The pressure on the American chain, which has 435 restaurants in Russia, comes at a time of heightened tensions over the fighting in eastern Ukraine.
After the United States and the European Union slapped sanctions on Russian state banks and major industries last month, Russia responded with a wide-ranging ban on food products imported from those countries.
Inspections took place or were planned in dozens of regions, Russian news agencies reported, quoting regional representatives of the federal regulatory agency, Rospotrebnadzor. It was unclear how many restaurants were affected, and whether any of them were closed down as a result.
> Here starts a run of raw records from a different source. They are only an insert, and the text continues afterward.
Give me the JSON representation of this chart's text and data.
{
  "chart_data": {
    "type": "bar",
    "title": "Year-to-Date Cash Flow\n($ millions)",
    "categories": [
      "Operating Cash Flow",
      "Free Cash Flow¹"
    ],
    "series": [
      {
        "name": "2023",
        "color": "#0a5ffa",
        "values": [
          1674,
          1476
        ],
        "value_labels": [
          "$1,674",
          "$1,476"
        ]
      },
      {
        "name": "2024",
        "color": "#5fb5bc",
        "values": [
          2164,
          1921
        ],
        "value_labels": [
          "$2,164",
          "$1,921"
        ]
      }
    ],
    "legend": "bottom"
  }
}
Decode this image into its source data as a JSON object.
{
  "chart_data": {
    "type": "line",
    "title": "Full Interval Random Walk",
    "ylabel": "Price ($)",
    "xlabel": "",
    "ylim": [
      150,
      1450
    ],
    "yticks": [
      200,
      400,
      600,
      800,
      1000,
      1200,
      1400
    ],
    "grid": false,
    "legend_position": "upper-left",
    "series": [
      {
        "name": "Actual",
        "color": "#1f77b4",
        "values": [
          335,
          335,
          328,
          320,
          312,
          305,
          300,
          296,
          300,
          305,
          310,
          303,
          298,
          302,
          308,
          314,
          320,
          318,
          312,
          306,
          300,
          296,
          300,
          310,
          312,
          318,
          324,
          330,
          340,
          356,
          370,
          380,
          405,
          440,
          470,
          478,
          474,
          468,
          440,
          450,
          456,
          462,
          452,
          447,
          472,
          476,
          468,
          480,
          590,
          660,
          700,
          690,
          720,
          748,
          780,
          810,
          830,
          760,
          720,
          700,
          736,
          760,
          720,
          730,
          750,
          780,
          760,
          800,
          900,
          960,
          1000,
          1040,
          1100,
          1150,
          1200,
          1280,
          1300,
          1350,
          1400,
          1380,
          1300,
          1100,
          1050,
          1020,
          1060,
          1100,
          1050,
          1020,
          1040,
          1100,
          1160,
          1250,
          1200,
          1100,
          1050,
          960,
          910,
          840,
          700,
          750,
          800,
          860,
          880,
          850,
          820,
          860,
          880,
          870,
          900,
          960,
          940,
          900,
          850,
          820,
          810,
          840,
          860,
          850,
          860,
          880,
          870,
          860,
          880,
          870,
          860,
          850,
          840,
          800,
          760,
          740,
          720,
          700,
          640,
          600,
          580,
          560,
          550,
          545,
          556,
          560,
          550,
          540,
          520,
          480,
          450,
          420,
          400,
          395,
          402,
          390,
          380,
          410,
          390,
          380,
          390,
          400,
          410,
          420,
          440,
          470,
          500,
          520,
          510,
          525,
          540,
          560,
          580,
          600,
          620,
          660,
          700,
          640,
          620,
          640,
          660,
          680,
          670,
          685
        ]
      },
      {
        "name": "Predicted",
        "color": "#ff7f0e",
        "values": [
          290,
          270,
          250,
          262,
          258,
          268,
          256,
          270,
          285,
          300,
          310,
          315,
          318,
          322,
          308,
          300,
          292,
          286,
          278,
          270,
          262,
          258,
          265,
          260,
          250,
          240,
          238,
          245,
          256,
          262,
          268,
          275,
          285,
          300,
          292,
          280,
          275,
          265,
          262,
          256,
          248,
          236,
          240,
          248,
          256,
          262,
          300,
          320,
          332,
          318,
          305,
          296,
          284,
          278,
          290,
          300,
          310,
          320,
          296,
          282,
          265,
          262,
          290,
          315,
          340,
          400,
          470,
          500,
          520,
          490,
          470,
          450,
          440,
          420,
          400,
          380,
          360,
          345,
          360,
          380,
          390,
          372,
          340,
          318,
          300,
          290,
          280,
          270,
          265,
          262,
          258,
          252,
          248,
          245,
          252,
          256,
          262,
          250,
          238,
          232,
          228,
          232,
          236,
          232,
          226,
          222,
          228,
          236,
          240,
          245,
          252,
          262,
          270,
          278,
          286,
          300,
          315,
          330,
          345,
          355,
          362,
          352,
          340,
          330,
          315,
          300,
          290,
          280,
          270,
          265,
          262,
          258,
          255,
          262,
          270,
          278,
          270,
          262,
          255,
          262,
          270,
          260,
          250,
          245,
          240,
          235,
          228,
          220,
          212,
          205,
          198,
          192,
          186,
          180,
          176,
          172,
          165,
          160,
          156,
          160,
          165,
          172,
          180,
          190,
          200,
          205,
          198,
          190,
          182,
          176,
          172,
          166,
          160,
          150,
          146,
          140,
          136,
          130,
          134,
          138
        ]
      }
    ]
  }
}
On Wednesday, the agency ordered four Moscow restaurants to suspend operations, citing numerous violations of sanitary laws. McDonald's said only three of those restaurants were closed.
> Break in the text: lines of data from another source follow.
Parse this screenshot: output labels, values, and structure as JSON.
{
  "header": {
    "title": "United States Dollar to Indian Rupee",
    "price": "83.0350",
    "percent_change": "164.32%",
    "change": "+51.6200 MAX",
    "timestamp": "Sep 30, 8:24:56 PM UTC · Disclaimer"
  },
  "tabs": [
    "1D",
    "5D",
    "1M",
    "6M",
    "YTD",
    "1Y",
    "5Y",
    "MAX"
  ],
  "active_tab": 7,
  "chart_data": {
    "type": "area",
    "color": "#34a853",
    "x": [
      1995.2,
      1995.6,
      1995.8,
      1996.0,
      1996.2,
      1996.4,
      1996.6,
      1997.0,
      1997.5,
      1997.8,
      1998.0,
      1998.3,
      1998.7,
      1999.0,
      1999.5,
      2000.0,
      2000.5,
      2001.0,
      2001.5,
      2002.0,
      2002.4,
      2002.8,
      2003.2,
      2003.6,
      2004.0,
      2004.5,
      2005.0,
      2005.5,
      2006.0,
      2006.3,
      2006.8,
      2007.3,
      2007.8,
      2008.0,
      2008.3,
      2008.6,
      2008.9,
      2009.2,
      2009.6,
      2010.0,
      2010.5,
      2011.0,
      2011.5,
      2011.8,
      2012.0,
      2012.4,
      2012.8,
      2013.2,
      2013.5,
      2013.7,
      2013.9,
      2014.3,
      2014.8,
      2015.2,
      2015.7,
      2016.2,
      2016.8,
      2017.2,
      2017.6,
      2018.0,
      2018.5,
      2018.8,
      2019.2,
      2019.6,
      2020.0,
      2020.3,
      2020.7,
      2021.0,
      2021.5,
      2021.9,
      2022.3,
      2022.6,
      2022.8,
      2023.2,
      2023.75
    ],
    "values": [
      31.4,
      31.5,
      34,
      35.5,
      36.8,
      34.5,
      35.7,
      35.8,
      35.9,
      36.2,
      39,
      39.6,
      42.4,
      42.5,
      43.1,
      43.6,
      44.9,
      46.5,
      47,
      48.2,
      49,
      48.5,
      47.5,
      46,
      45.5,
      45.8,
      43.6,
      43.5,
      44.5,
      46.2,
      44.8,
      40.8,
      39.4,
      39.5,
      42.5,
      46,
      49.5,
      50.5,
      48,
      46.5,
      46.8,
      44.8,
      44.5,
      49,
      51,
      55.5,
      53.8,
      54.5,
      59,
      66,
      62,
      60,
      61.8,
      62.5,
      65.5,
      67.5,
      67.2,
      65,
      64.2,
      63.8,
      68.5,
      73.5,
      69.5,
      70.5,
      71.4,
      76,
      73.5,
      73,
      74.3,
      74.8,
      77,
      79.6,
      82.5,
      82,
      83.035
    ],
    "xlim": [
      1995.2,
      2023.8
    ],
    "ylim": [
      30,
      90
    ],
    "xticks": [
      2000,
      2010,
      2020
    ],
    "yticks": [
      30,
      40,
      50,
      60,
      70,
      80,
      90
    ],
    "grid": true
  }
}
One of those restaurants, on Moscow's central Pushkin Square, was the first to open in the Soviet Union in 1990, drawing crowds of thousands that circled around the block. The restaurant became a symbol of reform and openness with the West, and today it is one of the company's most visited venues in Russia.
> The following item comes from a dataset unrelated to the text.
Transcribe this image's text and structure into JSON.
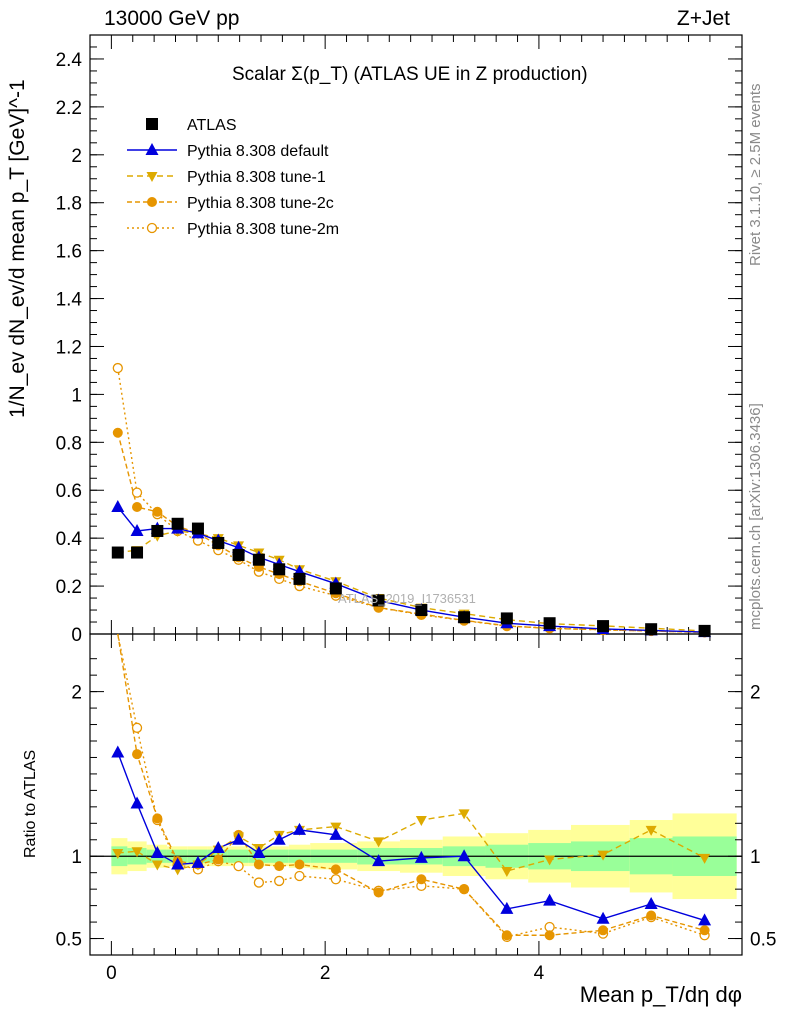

News reports on Russian state television, which plays a powerful role in shaping public opinion, included interviews with passers-by who offered their opinions on the unhealthiness of the restaurants' fast food and noted that Russia now has plenty of homegrown alternatives.
In a statement posted on the Russian version of its website Wednesday, the company said it was studying the regulatory agency's complaints to determine what needed to be done to reopen the restaurants as soon as possible. McDonald's 435 restaurants in Russia include 115 in Moscow, where some 12,000 people are employed.